Italy’s largest bank by asset reported that net income decreased to 449 million euros from 914 million euros last year, while total revenues were 6.08 billion euros, compared to 7.11 billion euros last year. It was able to reduce the cash reserve for bad loans to 1.2 billion euros, while a key measure of health viz.; bank’s Tier 1 capital ratio rose to 11.03 percent.

Nomura equity research in its today’s report highlighted that UniCredit’s net income was higher than its estimates of 260 million euros. It observes UniCredit SPA (BIT:UCG)’s NII was relatively stable last quarter, though down 13 percent year-on-year.

According to Nomura, UniCredit SPA (BIT:UCG)’s costs were in line, while loan loss provisions were better than expected. However, Nomura feels its asset quality deterioration continues.

Daragh Quinn and team assigns ‘reduce’ rating to UniCredit SPA (BIT:UCG) with a target price pegged at 3.20 euros.

UniCredit SPA (UCG) Ratings

On the other hand, Credit Suisse Group AG (NYSE:CS) in its today’s equity research report assigns ‘neutral’ rating to UniCredit SPA (BIT:UCG) with a target price of 3.82 euros.

Credit Suisse feels UniCredit’s results look clean with 500 million euros one-off gains from disposals and additional liability management expected in Q2.

Ignacio Cerezo and team feels overall UniCredit’s quality of the beat can be put in question, but these were better than expected results from UCG, with no visible deterioration of any key trends against Credit Suisse’s estimates.

Credit Suisse Group AG (NYSE:CS) in its report feels UniCredit’s NII of 3.31 billion euros and commissions of 2.0 billion euros coming in line with CS offset by stronger trading income, based on favorable market conditions earlier in the year.

Credit Suisse Group AG (NYSE:CS) observes UniCredit SPA (BIT:UCG) management’s tone looking more confident than in previous quarters, as they are able to reiterate most of the targets announced at the time of Q4 results.

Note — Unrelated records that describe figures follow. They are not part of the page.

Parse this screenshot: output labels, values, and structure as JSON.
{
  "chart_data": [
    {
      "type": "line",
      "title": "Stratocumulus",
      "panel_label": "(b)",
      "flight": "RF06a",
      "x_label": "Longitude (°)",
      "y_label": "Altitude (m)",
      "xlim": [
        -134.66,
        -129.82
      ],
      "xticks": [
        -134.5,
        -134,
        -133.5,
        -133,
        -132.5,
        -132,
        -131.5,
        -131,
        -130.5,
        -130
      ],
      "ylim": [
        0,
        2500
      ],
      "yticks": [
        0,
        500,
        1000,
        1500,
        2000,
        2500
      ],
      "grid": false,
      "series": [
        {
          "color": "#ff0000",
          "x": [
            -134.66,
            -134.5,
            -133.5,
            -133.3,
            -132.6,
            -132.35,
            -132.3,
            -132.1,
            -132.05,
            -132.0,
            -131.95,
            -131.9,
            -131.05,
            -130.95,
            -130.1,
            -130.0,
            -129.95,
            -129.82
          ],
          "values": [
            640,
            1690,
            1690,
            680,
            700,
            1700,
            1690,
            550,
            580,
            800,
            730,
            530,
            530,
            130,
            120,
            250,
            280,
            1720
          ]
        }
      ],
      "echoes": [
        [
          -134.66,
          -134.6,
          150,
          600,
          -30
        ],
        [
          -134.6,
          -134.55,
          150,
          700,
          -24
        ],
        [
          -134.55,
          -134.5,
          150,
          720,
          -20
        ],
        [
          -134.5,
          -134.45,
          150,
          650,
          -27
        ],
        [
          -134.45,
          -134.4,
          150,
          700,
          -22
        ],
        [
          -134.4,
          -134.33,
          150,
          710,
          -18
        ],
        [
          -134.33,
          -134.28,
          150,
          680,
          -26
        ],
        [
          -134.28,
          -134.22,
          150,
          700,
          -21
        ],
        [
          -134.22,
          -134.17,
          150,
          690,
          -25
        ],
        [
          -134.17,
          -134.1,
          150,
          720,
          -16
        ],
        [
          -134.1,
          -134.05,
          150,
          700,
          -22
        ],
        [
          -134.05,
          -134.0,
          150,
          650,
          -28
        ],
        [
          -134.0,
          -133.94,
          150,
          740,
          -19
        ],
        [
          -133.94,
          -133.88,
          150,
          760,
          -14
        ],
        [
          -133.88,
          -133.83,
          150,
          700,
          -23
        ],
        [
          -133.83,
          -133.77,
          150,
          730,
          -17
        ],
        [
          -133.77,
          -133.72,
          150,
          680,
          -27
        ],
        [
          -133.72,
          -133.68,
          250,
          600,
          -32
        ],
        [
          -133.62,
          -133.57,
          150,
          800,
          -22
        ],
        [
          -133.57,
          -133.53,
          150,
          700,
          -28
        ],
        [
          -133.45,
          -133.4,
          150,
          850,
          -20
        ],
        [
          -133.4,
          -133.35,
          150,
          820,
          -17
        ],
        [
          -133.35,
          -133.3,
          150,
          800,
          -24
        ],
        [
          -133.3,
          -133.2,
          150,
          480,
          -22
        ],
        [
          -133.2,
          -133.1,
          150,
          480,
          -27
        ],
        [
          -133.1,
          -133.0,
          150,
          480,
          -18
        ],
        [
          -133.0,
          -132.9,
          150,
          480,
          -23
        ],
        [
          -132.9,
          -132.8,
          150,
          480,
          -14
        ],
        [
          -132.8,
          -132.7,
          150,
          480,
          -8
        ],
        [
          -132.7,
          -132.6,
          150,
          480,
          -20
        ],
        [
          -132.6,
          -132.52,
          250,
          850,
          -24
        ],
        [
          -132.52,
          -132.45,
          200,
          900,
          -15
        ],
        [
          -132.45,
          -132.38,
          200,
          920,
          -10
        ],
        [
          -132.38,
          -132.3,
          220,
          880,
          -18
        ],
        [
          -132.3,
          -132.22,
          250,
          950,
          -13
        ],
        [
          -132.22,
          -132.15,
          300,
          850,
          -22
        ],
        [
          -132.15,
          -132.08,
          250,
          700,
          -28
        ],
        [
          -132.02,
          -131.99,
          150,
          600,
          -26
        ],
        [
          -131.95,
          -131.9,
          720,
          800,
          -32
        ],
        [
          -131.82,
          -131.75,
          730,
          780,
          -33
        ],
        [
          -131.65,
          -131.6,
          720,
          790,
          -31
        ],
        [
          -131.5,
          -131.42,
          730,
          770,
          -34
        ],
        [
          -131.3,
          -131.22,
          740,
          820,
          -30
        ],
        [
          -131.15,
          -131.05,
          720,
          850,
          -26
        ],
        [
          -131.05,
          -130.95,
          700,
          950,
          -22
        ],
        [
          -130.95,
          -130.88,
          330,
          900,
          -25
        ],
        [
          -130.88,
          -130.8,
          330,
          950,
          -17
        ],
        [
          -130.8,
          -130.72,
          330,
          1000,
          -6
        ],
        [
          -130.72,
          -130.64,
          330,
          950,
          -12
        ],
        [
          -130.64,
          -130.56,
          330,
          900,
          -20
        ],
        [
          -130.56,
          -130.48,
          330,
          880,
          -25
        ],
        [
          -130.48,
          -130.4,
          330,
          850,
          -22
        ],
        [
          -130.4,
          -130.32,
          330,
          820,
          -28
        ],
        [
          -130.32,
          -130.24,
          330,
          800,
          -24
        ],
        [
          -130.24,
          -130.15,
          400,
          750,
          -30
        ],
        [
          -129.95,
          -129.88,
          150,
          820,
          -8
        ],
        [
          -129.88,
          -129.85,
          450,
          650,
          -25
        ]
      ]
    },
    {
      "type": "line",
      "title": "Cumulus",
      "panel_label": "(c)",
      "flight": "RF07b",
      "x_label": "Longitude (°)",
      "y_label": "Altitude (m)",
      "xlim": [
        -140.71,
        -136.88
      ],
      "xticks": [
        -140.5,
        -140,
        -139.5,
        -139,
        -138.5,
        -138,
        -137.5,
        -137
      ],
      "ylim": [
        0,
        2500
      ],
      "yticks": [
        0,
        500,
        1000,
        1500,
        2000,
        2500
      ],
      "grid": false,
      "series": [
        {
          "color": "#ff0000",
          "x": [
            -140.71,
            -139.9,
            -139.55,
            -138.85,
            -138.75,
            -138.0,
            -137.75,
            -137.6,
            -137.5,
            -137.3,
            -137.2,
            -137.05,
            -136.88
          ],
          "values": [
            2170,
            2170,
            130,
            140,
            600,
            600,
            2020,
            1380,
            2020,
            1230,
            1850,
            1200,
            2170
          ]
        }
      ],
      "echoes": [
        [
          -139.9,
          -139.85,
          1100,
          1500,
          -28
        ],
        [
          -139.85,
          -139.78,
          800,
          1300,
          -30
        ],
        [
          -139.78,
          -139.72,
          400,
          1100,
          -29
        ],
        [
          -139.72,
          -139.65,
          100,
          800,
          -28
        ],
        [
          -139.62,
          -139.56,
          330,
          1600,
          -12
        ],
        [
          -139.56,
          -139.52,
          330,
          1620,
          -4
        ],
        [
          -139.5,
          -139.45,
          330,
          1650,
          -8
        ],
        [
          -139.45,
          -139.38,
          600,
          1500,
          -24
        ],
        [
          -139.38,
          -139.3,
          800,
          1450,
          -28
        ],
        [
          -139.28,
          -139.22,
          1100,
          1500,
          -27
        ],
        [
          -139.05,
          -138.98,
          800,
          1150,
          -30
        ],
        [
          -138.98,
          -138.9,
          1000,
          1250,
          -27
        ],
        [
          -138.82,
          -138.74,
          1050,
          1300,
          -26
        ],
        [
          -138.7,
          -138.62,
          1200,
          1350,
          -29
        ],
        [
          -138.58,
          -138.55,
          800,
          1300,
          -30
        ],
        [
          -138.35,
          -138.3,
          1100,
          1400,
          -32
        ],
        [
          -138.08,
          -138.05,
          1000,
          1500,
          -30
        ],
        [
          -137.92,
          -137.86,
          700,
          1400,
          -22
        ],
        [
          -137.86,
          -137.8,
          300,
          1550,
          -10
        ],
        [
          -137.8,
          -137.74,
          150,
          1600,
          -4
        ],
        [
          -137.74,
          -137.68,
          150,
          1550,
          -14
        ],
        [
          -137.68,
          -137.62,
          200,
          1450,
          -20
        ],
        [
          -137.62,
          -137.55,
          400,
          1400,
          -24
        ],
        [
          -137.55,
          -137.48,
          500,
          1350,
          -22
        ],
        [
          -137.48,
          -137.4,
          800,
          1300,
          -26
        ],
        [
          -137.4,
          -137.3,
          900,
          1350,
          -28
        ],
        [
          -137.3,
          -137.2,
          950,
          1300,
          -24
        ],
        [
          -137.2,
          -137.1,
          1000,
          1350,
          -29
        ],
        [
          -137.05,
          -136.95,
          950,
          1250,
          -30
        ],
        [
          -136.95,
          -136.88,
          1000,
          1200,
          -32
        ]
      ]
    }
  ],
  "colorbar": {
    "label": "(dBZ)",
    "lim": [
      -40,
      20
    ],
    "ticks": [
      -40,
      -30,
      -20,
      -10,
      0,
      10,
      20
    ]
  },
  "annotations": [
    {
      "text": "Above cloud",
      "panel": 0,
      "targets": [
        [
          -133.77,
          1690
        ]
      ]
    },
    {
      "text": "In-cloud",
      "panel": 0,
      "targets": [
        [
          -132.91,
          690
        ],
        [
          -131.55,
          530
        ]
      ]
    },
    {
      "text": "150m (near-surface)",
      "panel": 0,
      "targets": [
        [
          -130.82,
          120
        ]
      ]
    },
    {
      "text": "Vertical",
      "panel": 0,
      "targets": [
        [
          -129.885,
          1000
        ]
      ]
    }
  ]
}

Credit Suisse Group AG (NYSE:CS) feels funding and capital news flow remains positive, with UniCredit SPA (BIT:UCG) managing to build up its solvency ratios despite low headline profitability through asset disposals, liability management and RWA reductions.

Ignacio Cerezo and team feels despite recent outperformance, there is nothing wrong in this set of numbers, and the team expects positive market reaction, though most of these trends viz. NII improvement, LLP declines are already incorporated in their forecasts, and hence see little changes to their 14-15E RoTBV expectations for now.